São poucas as categorias de reais pagantes da tarifa cheia dos ônibus urbanos: donas de casa, trabalhadores informais, desempregados (os trabalhadores formais têm o vale-transporte suportado pelos clientes das empresas empregadoras). Assim, nas costas daqueles usuários é jogado o custo das isenções concedidas pelos governos e que representa em Porto Alegre cerca de 35% do valor final, ou seja, lhes é aplicado um incrível tarifaço de 53% (35/65).
Embora no todo não haja fundamento legal ou social, algumas dessas situações beiram à insanidade. Passagem de cidadãos com mais de 65 anos, em boa situação econômica, paga por desempregados. Meia passagem de estudantes filhos de pais ricos, da mesma forma. Passageiros pobres ajudando a custear os Correios e ricos usuários do transporte individual não. Se tais aberrações constassem, explicitamente, de um projeto de lei, o autor seria "linchado" publicamente, no entanto, disfarçadas em complexos e minuciosos cálculos tarifários, são aceitas como algo lógico, natural e inexorável.

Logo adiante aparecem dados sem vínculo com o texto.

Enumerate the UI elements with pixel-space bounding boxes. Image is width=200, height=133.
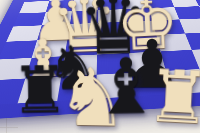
chess-photo-scene: ♟♛♛♚♝♞♟♜♞♝♜: [0, 0, 200, 133]
pieces-layer: ♟♛♛♚♝♞♟♜♞♝♜: [0, 0, 200, 133]
piece-white-rook-e1[interactable]: ♜: [144, 59, 200, 133]
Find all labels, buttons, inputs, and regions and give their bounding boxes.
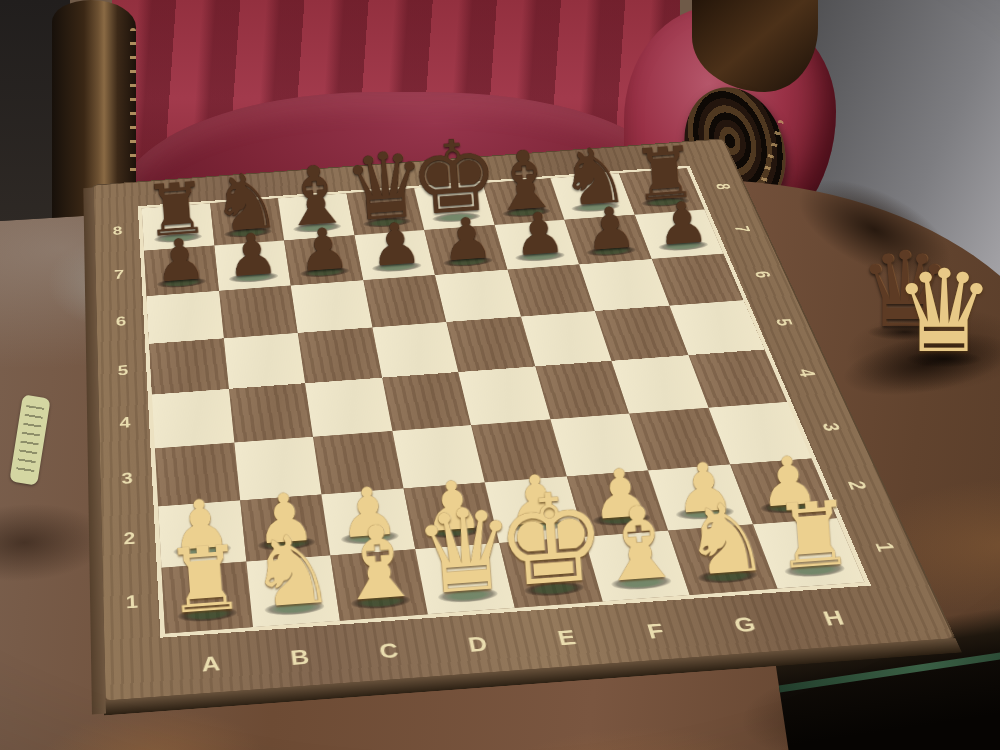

Se os fatos em si são terríveis, os efeitos são mais graves ainda. A queda do número de passageiros pagantes é alarmante há muitos anos. Cada vez mais os pobres buscam se livrar do castigo imposto pelo Estado e, em muitos casos, a compra de um carro velho é a solução. Nesse ponto, um crime contra o meio ambiente pelo real incentivo à utilização do automóvel, pelos ricos porque o transporte público é ruim, pelos pobres porque a tarifa é muito elevada. Como agravante, os desmanches ganham milhares de clientes excluídos do mercado formal por evidentes razões. O resultado não precisa ser detalhado, é matéria policial largamente noticiada.
Ao final, uma simplificação grosseira, as empresas prestadoras do serviço de transporte são as causadoras de todo o mal e, assim, governos, conselhos e vários órgãos de defesa da cidadania e do consumidor, em relação aos custos operacionais do transporte, travam lutas heroicas para defender o pobre usuário.